I didn’t want to answer that. “Yes and no.”
“What does that mean?” Gordon asked.
“Seth, are you—” Peter started, but I interrupted him.
“Hush, Peter. Felix is very aware of his surroundings. I’m sure he’s frustrated enough.”
“Is that why you can’t do anything else, Seth?” Pet
er asked me, kneeling down beside me and putting his hand on my shoulder.
“Among other things, yes,” I said, keeping my voice even and light. “And no, Felix, I won’t do that. I will accept failure, but I will not accept giving up.” He needed to know that, captive of his body as he was. Emotionally he was in turmoil. Hit with immense pain until I took it from him, his body was still in the throes of a heart attack. I hadn’t found what was causing the problem to start with and I’d been controlling his heart for moments only. Correctly was still in question. So was blood gas level. Was he getting enough oxygen to his brain?
Felix brushed his consciousness against mine weakly. Well, I’m sure he pushed as hard as he could at that moment. Opening up my mind is a bad analogy for what actually happens. It’s more of an intertwining acceptance of being alive and having purpose and determination. Yeah, let’s just say I opened my mind as widely as I could to him, much like I had with Peter. What I got from him was a barrage of images of his family on his estate doing various everyday things. His sons pulling pranks on each other, thinking they hadn’t been caught. Dancing with his wife at a family wedding. Each of his sons’ births. He wanted to go home to die.
“Why, Felix, that is a very good idea,” I said, still keeping my voice even. And I leaned forward to look down into his eyes to make certain I had his attention. “But Felix, if I do this for you, you have to make me a promise. You have to promise me you won’t give up on me. Win or lose, just don’t give up.”
Sitting back down on the back of my feet, I made sure I held Felix together as well as I could. His nervous system was firing like mad throughout his chest, arms, and legs, and I was holding it back from him by taking it myself. If I knew more or even had more time and control, maybe I could block it instead, but I was afraid I would cause more harm if I tried that. Now my problem was I was going to have to divert my limited attention to creating a portal to the Cahill’s home.
“Peter, Gordon, move in close, please,” I said. “This is going to be tight.”

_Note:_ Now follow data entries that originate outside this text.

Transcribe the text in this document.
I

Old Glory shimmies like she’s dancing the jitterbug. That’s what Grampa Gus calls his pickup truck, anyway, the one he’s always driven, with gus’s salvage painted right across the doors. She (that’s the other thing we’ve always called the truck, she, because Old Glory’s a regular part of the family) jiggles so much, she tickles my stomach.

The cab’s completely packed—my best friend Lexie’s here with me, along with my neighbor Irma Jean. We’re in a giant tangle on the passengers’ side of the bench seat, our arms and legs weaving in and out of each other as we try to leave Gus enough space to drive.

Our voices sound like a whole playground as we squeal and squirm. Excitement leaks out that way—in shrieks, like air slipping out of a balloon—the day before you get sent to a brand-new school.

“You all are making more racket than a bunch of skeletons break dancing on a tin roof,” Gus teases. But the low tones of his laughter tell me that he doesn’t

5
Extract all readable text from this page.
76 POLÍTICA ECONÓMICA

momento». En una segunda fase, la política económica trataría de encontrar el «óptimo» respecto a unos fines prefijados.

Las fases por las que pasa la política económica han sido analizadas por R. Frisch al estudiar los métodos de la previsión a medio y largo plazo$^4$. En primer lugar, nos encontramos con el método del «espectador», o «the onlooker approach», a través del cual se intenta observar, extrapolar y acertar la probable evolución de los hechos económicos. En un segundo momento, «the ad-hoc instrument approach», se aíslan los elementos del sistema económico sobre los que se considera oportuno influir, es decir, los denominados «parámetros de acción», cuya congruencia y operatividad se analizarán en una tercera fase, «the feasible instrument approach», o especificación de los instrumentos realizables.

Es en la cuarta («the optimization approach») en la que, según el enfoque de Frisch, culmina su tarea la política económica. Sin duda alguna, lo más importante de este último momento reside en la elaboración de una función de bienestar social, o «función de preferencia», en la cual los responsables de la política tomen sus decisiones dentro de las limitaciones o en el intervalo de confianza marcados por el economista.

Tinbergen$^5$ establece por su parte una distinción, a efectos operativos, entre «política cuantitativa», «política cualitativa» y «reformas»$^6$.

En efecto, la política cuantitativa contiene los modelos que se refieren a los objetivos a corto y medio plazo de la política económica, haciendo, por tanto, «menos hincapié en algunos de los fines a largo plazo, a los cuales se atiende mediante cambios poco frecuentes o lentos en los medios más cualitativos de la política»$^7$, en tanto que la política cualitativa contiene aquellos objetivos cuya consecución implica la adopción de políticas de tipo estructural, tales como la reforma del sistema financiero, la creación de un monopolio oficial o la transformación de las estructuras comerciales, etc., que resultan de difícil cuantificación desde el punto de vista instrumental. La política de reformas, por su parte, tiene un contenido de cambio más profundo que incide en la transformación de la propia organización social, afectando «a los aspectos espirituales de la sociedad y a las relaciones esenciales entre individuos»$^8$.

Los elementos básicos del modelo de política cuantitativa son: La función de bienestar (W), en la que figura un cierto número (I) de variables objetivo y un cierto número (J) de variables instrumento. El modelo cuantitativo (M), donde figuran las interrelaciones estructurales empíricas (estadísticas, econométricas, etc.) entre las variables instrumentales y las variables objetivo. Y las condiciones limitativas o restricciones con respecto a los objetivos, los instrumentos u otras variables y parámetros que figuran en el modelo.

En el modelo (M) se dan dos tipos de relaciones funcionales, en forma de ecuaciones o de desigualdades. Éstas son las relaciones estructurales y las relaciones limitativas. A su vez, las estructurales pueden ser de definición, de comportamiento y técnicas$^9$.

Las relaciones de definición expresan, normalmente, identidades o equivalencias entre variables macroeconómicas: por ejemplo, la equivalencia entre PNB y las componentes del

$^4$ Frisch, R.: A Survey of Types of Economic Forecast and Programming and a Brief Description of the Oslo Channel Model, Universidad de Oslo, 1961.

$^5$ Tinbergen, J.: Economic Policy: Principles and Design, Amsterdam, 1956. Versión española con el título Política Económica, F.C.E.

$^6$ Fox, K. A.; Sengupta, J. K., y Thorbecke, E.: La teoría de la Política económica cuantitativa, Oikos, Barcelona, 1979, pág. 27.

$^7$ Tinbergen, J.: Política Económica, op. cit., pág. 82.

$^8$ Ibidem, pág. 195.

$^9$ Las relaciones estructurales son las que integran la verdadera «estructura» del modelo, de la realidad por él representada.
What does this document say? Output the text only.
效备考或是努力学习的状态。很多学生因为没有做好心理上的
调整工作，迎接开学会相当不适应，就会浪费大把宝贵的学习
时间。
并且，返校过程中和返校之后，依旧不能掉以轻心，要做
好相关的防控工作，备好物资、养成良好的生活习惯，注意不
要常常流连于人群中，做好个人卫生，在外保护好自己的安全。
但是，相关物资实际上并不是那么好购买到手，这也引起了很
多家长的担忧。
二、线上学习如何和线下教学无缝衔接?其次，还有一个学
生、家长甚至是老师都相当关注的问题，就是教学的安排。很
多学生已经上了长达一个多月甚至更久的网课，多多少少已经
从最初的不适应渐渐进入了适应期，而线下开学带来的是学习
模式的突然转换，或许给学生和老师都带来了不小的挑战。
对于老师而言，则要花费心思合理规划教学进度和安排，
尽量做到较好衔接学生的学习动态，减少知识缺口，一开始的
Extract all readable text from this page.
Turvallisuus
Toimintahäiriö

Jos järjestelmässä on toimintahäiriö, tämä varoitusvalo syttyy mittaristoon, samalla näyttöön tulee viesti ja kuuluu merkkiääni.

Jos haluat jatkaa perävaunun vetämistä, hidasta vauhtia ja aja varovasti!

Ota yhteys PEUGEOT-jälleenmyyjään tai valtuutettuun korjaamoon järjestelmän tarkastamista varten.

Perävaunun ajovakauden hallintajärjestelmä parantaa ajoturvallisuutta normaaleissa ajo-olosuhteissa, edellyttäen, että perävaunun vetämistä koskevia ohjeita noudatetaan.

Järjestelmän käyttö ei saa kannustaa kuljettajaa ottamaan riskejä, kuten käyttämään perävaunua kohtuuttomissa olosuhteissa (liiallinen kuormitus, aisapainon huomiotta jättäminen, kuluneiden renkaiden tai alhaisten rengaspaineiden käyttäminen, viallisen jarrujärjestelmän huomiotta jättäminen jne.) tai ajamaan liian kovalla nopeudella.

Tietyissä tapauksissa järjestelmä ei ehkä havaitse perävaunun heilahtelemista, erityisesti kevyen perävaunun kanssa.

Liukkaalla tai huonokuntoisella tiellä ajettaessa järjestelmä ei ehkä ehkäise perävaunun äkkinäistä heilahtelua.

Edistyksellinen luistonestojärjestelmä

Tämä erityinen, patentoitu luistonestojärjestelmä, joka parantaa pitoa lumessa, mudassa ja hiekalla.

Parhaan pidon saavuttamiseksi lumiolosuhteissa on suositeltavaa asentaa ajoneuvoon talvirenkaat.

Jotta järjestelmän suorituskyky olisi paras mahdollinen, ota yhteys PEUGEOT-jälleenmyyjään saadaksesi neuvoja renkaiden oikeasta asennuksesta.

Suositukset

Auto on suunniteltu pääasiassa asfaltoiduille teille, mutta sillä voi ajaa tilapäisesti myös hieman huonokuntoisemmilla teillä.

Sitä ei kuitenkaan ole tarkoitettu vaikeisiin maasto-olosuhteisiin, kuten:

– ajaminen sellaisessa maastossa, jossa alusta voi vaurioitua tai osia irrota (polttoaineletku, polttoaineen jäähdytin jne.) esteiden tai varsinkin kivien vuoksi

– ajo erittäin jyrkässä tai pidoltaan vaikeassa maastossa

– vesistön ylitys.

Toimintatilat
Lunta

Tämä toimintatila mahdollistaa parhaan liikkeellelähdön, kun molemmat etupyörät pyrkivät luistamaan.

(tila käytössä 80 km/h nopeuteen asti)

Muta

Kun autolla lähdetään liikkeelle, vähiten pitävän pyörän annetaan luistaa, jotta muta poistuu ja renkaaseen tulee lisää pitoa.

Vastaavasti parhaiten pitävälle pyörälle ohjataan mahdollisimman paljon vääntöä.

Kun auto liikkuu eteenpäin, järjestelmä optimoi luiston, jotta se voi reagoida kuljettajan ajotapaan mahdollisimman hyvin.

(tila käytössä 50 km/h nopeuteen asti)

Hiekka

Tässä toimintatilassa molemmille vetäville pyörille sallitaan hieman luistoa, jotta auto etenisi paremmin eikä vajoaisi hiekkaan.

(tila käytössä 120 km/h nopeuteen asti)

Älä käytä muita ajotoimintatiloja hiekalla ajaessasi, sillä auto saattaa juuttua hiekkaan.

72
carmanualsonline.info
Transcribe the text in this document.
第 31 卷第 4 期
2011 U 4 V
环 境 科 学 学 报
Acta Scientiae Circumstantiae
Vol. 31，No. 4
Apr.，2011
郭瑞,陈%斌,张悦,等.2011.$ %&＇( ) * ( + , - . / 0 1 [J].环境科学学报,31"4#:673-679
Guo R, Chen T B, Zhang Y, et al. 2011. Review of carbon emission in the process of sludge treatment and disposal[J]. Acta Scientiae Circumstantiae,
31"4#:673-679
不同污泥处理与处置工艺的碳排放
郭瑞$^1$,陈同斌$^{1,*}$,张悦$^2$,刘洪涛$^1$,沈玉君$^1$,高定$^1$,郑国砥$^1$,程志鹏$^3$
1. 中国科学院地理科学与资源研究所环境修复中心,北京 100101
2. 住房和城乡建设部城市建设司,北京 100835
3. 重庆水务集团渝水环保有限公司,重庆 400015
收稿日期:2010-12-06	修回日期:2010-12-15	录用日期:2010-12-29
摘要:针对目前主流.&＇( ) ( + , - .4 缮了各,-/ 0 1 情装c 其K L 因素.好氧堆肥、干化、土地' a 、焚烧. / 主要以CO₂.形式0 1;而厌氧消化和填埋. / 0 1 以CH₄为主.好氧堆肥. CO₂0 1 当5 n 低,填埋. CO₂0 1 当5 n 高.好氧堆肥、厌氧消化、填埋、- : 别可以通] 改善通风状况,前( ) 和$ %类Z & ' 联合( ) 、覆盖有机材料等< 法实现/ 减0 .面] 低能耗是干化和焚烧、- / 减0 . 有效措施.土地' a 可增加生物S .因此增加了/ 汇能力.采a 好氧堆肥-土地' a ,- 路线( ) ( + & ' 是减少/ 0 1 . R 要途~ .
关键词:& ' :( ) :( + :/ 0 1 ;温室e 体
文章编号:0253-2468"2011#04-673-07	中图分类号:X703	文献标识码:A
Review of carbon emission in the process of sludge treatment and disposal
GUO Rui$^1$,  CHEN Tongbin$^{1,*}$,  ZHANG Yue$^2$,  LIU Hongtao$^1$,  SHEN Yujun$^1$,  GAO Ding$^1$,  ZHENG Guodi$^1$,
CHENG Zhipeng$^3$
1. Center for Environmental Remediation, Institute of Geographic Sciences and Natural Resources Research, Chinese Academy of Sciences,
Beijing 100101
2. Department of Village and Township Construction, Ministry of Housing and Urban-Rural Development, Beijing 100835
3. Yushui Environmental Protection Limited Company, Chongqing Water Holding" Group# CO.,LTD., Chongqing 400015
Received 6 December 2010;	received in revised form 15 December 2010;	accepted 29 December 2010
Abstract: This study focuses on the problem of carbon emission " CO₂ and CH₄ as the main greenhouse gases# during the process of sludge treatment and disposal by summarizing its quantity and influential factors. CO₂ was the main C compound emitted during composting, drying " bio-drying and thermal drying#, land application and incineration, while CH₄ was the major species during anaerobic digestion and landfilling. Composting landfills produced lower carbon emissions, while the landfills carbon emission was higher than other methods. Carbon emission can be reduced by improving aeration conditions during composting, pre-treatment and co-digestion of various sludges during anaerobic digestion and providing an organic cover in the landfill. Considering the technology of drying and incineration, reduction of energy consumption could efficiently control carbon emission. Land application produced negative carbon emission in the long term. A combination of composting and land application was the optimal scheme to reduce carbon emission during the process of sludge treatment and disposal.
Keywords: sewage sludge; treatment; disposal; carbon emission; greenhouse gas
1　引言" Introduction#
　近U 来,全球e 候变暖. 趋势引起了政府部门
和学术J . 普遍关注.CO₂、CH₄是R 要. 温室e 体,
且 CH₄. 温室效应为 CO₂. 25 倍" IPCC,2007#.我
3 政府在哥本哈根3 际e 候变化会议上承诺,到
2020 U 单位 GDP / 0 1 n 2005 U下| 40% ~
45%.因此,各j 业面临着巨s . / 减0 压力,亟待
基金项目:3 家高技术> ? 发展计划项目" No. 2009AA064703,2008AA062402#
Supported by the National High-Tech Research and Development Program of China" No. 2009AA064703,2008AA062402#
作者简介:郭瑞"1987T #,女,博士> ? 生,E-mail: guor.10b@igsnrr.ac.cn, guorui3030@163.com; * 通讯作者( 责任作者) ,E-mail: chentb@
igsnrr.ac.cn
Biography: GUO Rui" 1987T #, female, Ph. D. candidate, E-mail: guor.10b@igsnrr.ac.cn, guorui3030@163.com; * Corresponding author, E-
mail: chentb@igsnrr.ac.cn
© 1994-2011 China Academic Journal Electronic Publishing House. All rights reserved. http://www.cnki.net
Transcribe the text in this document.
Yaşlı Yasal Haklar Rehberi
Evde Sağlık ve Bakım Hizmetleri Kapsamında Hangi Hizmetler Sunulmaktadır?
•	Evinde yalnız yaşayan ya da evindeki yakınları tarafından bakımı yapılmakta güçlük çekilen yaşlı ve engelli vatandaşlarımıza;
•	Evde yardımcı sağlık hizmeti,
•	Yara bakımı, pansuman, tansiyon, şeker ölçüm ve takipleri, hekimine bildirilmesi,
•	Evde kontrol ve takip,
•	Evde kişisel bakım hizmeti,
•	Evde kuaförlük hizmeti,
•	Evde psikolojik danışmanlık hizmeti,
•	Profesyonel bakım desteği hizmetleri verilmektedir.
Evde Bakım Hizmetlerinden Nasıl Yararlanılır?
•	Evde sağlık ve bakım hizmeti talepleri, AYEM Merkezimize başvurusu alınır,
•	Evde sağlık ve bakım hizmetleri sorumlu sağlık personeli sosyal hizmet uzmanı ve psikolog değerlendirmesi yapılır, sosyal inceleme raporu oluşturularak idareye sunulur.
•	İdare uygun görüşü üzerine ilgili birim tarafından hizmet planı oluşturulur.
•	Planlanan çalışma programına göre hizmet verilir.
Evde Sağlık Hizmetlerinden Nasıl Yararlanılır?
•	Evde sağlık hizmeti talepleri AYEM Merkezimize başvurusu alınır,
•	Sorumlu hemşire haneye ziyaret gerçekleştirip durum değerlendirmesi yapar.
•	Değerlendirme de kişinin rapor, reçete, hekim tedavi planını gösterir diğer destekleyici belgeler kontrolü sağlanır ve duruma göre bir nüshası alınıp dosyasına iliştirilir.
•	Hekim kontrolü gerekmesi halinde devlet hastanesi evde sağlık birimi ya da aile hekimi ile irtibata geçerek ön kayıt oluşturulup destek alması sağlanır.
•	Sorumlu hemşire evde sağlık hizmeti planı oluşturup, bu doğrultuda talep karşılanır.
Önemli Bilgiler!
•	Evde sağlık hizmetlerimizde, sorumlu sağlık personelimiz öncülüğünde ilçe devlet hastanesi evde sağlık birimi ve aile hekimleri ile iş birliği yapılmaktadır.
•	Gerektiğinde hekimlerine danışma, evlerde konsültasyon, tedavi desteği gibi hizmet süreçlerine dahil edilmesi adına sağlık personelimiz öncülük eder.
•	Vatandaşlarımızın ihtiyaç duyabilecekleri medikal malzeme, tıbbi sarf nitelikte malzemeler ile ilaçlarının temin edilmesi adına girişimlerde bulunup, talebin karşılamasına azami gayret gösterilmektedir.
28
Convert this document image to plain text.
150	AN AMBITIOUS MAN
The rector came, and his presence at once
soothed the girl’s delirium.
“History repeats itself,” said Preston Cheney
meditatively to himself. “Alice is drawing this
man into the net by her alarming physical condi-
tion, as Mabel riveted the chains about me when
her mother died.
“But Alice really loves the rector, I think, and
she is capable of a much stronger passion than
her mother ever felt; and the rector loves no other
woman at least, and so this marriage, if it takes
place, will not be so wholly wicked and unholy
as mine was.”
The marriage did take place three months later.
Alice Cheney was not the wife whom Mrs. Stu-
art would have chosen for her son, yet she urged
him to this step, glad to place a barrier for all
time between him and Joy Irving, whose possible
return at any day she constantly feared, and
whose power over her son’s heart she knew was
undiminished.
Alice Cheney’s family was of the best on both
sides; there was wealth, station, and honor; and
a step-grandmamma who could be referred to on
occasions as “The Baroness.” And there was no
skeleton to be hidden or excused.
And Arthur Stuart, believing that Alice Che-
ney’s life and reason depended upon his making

They were confused by the request, having no idea what I was plotting with Felix, but they huddled in close. I pictured the room in the Cahill’s home I wanted the portal to open into and exactly how large the openings would have to be, trying to expend as little effort as possible in the transfer. It was still going to hurt. As soon as I let go of that control for something else, it would be like trying to grab the loose end of a firehose in the dark. Without any prompting from me, the Day Sword rose from the ground quickly and floated into the space about Felix and the foundation Stone lifted all of us a foot off the ground.